“In these days of worldwide confusion, there is a dire need for men and women who will courageously do battle for truth.”— Martin Luther King Jr.
When exposing a crime is treated as committing a crime, you are being ruled by criminals.
In the current governmental climate, obeying one’s conscience and speaking truth to the power of the police state can easily render you an “enemy of the state.”
The government’s list of so-called “enemies of the state” is growing by the day.
Wikileaks founder Julian Assange is merely one of the most visible victims of the police state’s war on dissidents and whistleblowers.

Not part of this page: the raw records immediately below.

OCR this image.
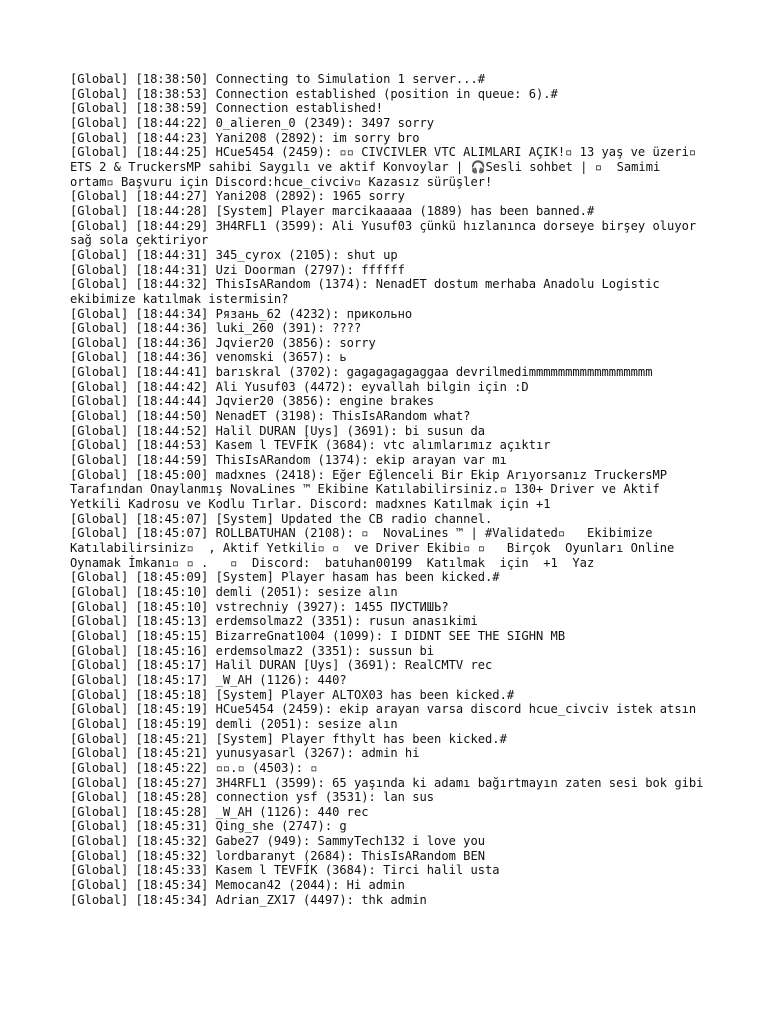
[Global] [18:38:50] Connecting to Simulation 1 server...#

[Global] [18:38:53] Connection established (position in queue: 6).#

[Global] [18:38:59] Connection established!

[Global] [18:44:22] 0_alieren_0 (2349): 3497 sorry

[Global] [18:44:23] Yani208 (2892): im sorry bro

[Global] [18:44:25] HCue5454 (2459): ▫▫ CIVCIVLER VTC ALIMLARI AÇIK!▫ 13 yaş ve üzeri▫ ETS 2 & TruckersMP sahibi Saygılı ve aktif Konvoylar | 🎧Sesli sohbet | ▫  Samimi ortam▫ Başvuru için Discord:hcue_civciv▫ Kazasız sürüşler!

[Global] [18:44:27] Yani208 (2892): 1965 sorry

[Global] [18:44:28] [System] Player marcikaaaaa (1889) has been banned.#

[Global] [18:44:29] 3H4RFL1 (3599): Ali Yusuf03 çünkü hızlanınca dorseye birşey oluyor sağ sola çektiriyor

[Global] [18:44:31] 345_cyrox (2105): shut up

[Global] [18:44:31] Uzi Doorman (2797): ffffff

[Global] [18:44:32] ThisIsARandom (1374): NenadET dostum merhaba Anadolu Logistic ekibimize katılmak istermisin?

[Global] [18:44:34] Рязань_62 (4232): прикольно

[Global] [18:44:36] luki_260 (391): ????

[Global] [18:44:36] Jqvier20 (3856): sorry

[Global] [18:44:36] venomski (3657): ь

[Global] [18:44:41] barıskral (3702): gagagagagaggaa devrilmedimmmmmmmmmmmmmmmmm

[Global] [18:44:42] Ali Yusuf03 (4472): eyvallah bilgin için :D

[Global] [18:44:44] Jqvier20 (3856): engine brakes

[Global] [18:44:50] NenadET (3198): ThisIsARandom what?

[Global] [18:44:52] Halil DURAN [Uys] (3691): bi susun da

[Global] [18:44:53] Kasem l TEVFİK (3684): vtc alımlarımız açıktır

[Global] [18:44:59] ThisIsARandom (1374): ekip arayan var mı

[Global] [18:45:00] madxnes (2418): Eğer Eğlenceli Bir Ekip Arıyorsanız TruckersMP Tarafından Onaylanmış NovaLines ™ Ekibine Katılabilirsiniz.▫ 130+ Driver ve Aktif Yetkili Kadrosu ve Kodlu Tırlar. Discord: madxnes Katılmak için +1

[Global] [18:45:07] [System] Updated the CB radio channel.

[Global] [18:45:07] ROLLBATUHAN (2108): ▫  NovaLines ™ | #Validated▫   Ekibimize Katılabilirsiniz▫  , Aktif Yetkili▫ ▫  ve Driver Ekibi▫ ▫   Birçok  Oyunları Online  Oynamak İmkanı▫ ▫ .   ▫  Discord:  batuhan00199  Katılmak  için  +1  Yaz

[Global] [18:45:09] [System] Player hasam has been kicked.#

[Global] [18:45:10] demli (2051): sesize alın

[Global] [18:45:10] vstrechniy (3927): 1455 ПУСТИШЬ?

[Global] [18:45:13] erdemsolmaz2 (3351): rusun anasıkimi

[Global] [18:45:15] BizarreGnat1004 (1099): I DIDNT SEE THE SIGHN MB

[Global] [18:45:16] erdemsolmaz2 (3351): sussun bi

[Global] [18:45:17] Halil DURAN [Uys] (3691): RealCMTV rec

[Global] [18:45:17] _W_AH (1126): 440?

[Global] [18:45:18] [System] Player ALTOX03 has been kicked.#

[Global] [18:45:19] HCue5454 (2459): ekip arayan varsa discord hcue_civciv istek atsın

[Global] [18:45:19] demli (2051): sesize alın

[Global] [18:45:21] [System] Player fthylt has been kicked.#

[Global] [18:45:21] yunusyasarl (3267): admin hi

[Global] [18:45:22] ▫▫.▫ (4503): ▫

[Global] [18:45:27] 3H4RFL1 (3599): 65 yaşında ki adamı bağırtmayın zaten sesi bok gibi

[Global] [18:45:28] connection ysf (3531): lan sus

[Global] [18:45:28] _W_AH (1126): 440 rec

[Global] [18:45:31] Qing_she (2747): g

[Global] [18:45:32] Gabe27 (949): SammyTech132 i love you

[Global] [18:45:32] lordbaranyt (2684): ThisIsARandom BEN

[Global] [18:45:33] Kasem l TEVFİK (3684): Tirci halil usta

[Global] [18:45:34] Memocan42 (2044): Hi admin

[Global] [18:45:34] Adrian_ZX17 (4497): thk admin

Five years ago, on April 11, 2019, police arrested Assange for daring to access and disclose military documents that portray the U.S. government and its endless wars abroad as reckless, irresponsible, immoral and responsible for thousands of civilian deaths.
Included among the leaked materials was gunsight video footage from two U.S. AH-64 Apache helicopters engaged in a series of air-to-ground attacks while American air crew laughed at some of the casualties. Among the casualties were two Reuters correspondents who were gunned down after their cameras were mistaken for weapons and a driver who stopped to help one of the journalists. The driver’s two children, who happened to be in the van at the time it was fired upon by U.S. forces, suffered serious injuries.
There is nothing defensible about crimes such as these perpetrated by the government.
When any government becomes almost indistinguishable from the evil it claims to be fighting—whether that evil takes the form of war, terrorism, torture, drug trafficking, sex trafficking, murder, violence, theft, pornography, scientific experimentations or some other diabolical means of inflicting pain, suffering and servitude on humanity—that government has lost its claim to legitimacy.